Chapter XXXI - The Betrothal
Strength came to us as we had need, and gradually even the weaker of us two became able to complete the day's journey without the exhaustion it at first had cost her. Summer was now upon us, and the heat at midday was intense, although the nights, as usual, were cold. Deprived of all pack animals, except our dog, we were perforce reduced to the lightest of gear, and discomfort was our continual lot. Food, however, we could still secure, abundant meat, and sometimes the roots of plants which I dug up and tested, though I scarce knew what they were.
We moved steadily on toward the west and northwest, but although we crossed many old Indian trails, we saw no more of these travelers of the Plains. At that time the country which we were traversing had no white population, although the valley of the Platte had long been part of a dusty transcontinental highway. It was on this highway that the savages were that summer hanging, and even had we been certain of its exact location, I should have feared to enter the Platte valley, lest we should meet red men rather than white.

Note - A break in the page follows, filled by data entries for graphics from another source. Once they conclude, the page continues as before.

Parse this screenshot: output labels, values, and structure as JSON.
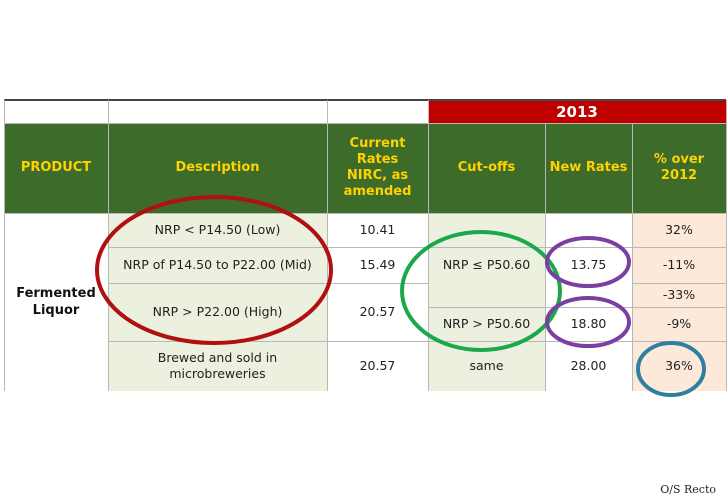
{
  "table": {
    "year": "2013",
    "headers": {
      "product": "PRODUCT",
      "description": "Description",
      "current_rates": "Current\nRates\nNIRC, as\namended",
      "cutoffs": "Cut-offs",
      "new_rates": "New Rates",
      "pct_over": "% over\n2012"
    },
    "product": "Fermented\nLiquor",
    "descriptions": [
      "NRP < P14.50 (Low)",
      "NRP of P14.50 to P22.00 (Mid)",
      "NRP > P22.00 (High)",
      "Brewed and sold in\nmicrobreweries"
    ],
    "current_rates": [
      "10.41",
      "15.49",
      "20.57",
      "20.57"
    ],
    "cutoffs": [
      "NRP ≤ P50.60",
      "NRP > P50.60",
      "same"
    ],
    "new_rates": [
      "13.75",
      "18.80",
      "28.00"
    ],
    "pct_over": [
      "32%",
      "-11%",
      "-33%",
      "-9%",
      "36%"
    ]
  },
  "annotations": {
    "red_circle_color": "#b01010",
    "green_circle_color": "#1aa84a",
    "purple_circle_color": "#7a3fa0",
    "blue_circle_color": "#2f7fa0"
  },
  "footer": "O/S Recto"
}
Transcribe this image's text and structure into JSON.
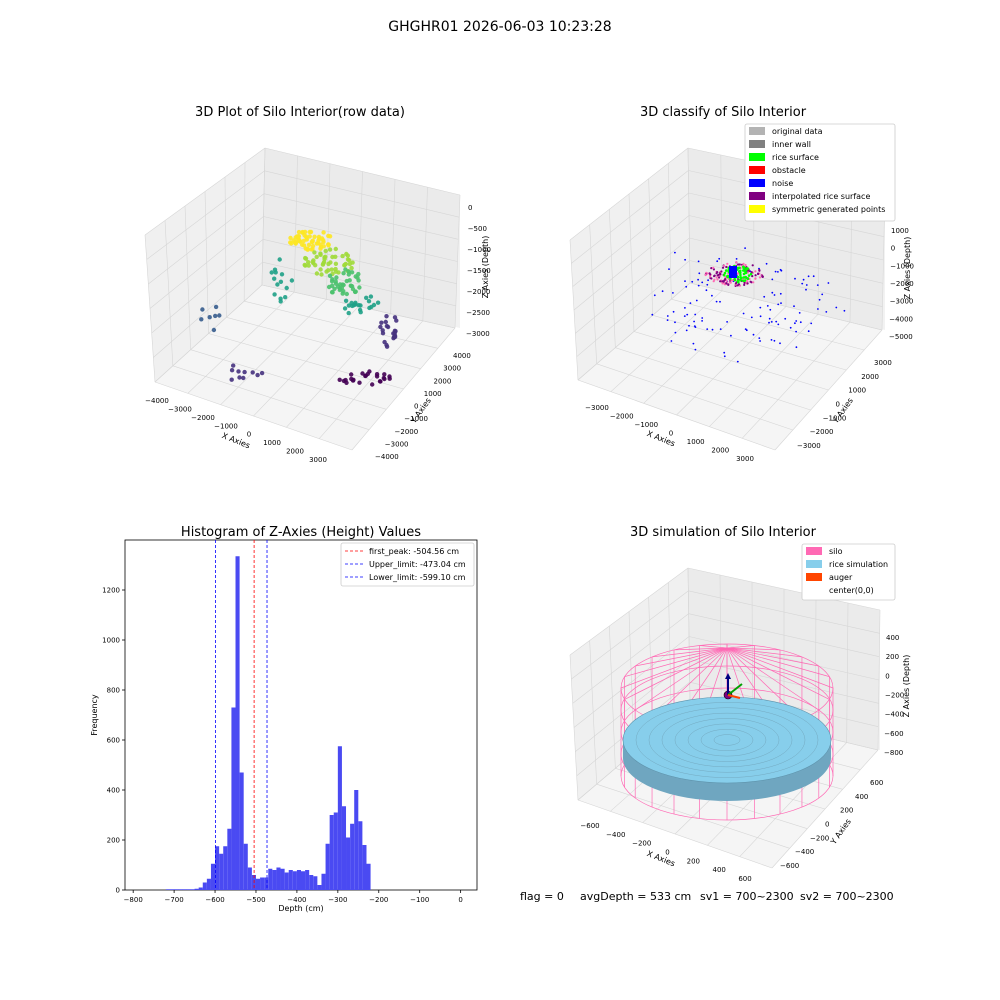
{
  "figure": {
    "suptitle": "GHGHR01 2026-06-03 10:23:28",
    "status_text": {
      "flag": "flag = 0",
      "avg_depth": "avgDepth = 533 cm",
      "sv1": "sv1 = 700~2300",
      "sv2": "sv2 = 700~2300"
    }
  },
  "chart_data": [
    {
      "type": "scatter",
      "panel": "top-left",
      "projection": "3d",
      "title": "3D Plot of Silo Interior(row data)",
      "xlabel": "X Axies",
      "ylabel": "Y Axies",
      "zlabel": "Z Axies (Depth)",
      "x_ticks": [
        "−4000",
        "−3000",
        "−2000",
        "−1000",
        "0",
        "1000",
        "2000",
        "3000"
      ],
      "y_ticks": [
        "−4000",
        "−3000",
        "−2000",
        "−1000",
        "0",
        "1000",
        "2000",
        "3000",
        "4000"
      ],
      "z_ticks": [
        "0",
        "−500",
        "−1000",
        "−1500",
        "−2000",
        "−2500",
        "−3000"
      ],
      "colormap": "viridis (colored by depth)",
      "grid": true
    },
    {
      "type": "scatter",
      "panel": "top-right",
      "projection": "3d",
      "title": "3D classify of Silo Interior",
      "xlabel": "X Axies",
      "ylabel": "Y Axies",
      "zlabel": "Z Axies (Depth)",
      "x_ticks": [
        "−3000",
        "−2000",
        "−1000",
        "0",
        "1000",
        "2000",
        "3000"
      ],
      "y_ticks": [
        "−3000",
        "−2000",
        "−1000",
        "0",
        "1000",
        "2000",
        "3000"
      ],
      "z_ticks": [
        "1000",
        "0",
        "−1000",
        "−2000",
        "−3000",
        "−4000",
        "−5000"
      ],
      "legend": [
        {
          "label": "original data",
          "color": "#b3b3b3"
        },
        {
          "label": "inner wall",
          "color": "#808080"
        },
        {
          "label": "rice surface",
          "color": "#00ff00"
        },
        {
          "label": "obstacle",
          "color": "#ff0000"
        },
        {
          "label": "noise",
          "color": "#0000ff"
        },
        {
          "label": "interpolated rice surface",
          "color": "#800080"
        },
        {
          "label": "symmetric generated points",
          "color": "#ffff00"
        }
      ],
      "legend_position": "upper-right",
      "grid": true
    },
    {
      "type": "bar",
      "panel": "bottom-left",
      "title": "Histogram of Z-Axies (Height) Values",
      "xlabel": "Depth (cm)",
      "ylabel": "Frequency",
      "xlim": [
        -820,
        40
      ],
      "ylim": [
        0,
        1400
      ],
      "x_ticks": [
        "−800",
        "−700",
        "−600",
        "−500",
        "−400",
        "−300",
        "−200",
        "−100",
        "0"
      ],
      "y_ticks": [
        "0",
        "200",
        "400",
        "600",
        "800",
        "1000",
        "1200"
      ],
      "bar_color": "#4a4af2",
      "bins": {
        "left_edges": [
          -720,
          -710,
          -700,
          -690,
          -680,
          -670,
          -660,
          -650,
          -640,
          -630,
          -620,
          -610,
          -600,
          -590,
          -580,
          -570,
          -560,
          -550,
          -540,
          -530,
          -520,
          -510,
          -500,
          -490,
          -480,
          -470,
          -460,
          -450,
          -440,
          -430,
          -420,
          -410,
          -400,
          -390,
          -380,
          -370,
          -360,
          -350,
          -340,
          -330,
          -320,
          -310,
          -300,
          -290,
          -280,
          -270,
          -260,
          -250,
          -240,
          -230,
          -220,
          -210,
          -200,
          -190,
          -180,
          -170,
          -160,
          -150,
          -140,
          -130,
          -120,
          -110,
          -100,
          -90,
          -80,
          -70,
          -60,
          -50,
          -40,
          -30,
          -20,
          -10
        ],
        "width": 10,
        "counts": [
          3,
          3,
          3,
          3,
          3,
          3,
          3,
          5,
          10,
          30,
          45,
          105,
          175,
          145,
          175,
          245,
          730,
          1335,
          470,
          185,
          90,
          60,
          45,
          50,
          50,
          85,
          80,
          90,
          85,
          70,
          80,
          75,
          80,
          75,
          80,
          60,
          55,
          20,
          65,
          185,
          300,
          310,
          575,
          335,
          210,
          265,
          400,
          275,
          180,
          105,
          0,
          0,
          0,
          0,
          0,
          0,
          0,
          0,
          0,
          0,
          0,
          0,
          0,
          0,
          0,
          0,
          0,
          0,
          0,
          0,
          0,
          0
        ]
      },
      "vlines": [
        {
          "label": "first_peak: -504.56 cm",
          "x": -504.56,
          "color": "#ff0000"
        },
        {
          "label": "Upper_limit: -473.04 cm",
          "x": -473.04,
          "color": "#0000ff"
        },
        {
          "label": "Lower_limit: -599.10 cm",
          "x": -599.1,
          "color": "#0000ff"
        }
      ],
      "legend_position": "upper-right",
      "grid": false
    },
    {
      "type": "surface",
      "panel": "bottom-right",
      "projection": "3d",
      "title": "3D simulation of Silo Interior",
      "xlabel": "X Axies",
      "ylabel": "Y Axies",
      "zlabel": "Z Axies (Depth)",
      "x_ticks": [
        "−600",
        "−400",
        "−200",
        "0",
        "200",
        "400",
        "600"
      ],
      "y_ticks": [
        "−600",
        "−400",
        "−200",
        "0",
        "200",
        "400",
        "600"
      ],
      "z_ticks": [
        "400",
        "200",
        "0",
        "−200",
        "−400",
        "−600",
        "−800"
      ],
      "legend": [
        {
          "label": "silo",
          "color": "#ff69b4"
        },
        {
          "label": "rice simulation",
          "color": "#87ceeb"
        },
        {
          "label": "auger",
          "color": "#ff4500"
        },
        {
          "label": "center(0,0)",
          "color": ""
        }
      ],
      "legend_position": "upper-right",
      "grid": true
    }
  ]
}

At times we lost the buffalo for days, more especially as we approached the foothills of the mountains, and although antelope became more numerous there, they were far more difficult to kill, and apt to cost us more of our precious ammunition. I planned to myself that if we did not presently escape I would see what might be done toward making a bow and arrows for use on small game, which we could not afford to purchase at the cost of precious powder and ball.
I was glad, therefore, when we saw the first timber of the foothills; still gladder, for many reasons, when I found that we were entering the winding course of a flattened, broken stream, which presently ran back into a shingly valley, hedged in by ranks of noble mountains, snow white on their peaks. Here life should prove easier to us for the time, the country offering abundant shelter and fuel, perhaps game, and certainly change from the monotony of the Plains.
Here, I said to myself, our westward journey must end. It would be bootless to pass beyond Laramie into the mountains, and our next course, I thought, must be toward the south. I did not know that we were then perhaps a hundred miles or more northwest of Laramie, deep in a mountain range far north of the transcontinental trail. For the time, however, it seemed wise to tarry here for rest and recruiting. I threw down the pack. "Now," said I to her, "we rest."
"Yes," she replied, turning her face to the south, "Laramie is that way now. If we stop here my father will come and find us. But then, how could he find us, little as we are, in this big country? Our trail would not be different from that of Indians, even if they found it fresh enough to read. Suppose they never found us!"
"Then," said I, "we should have to live here, forever and ever."
She looked at me curiously. "Could we?" she asked.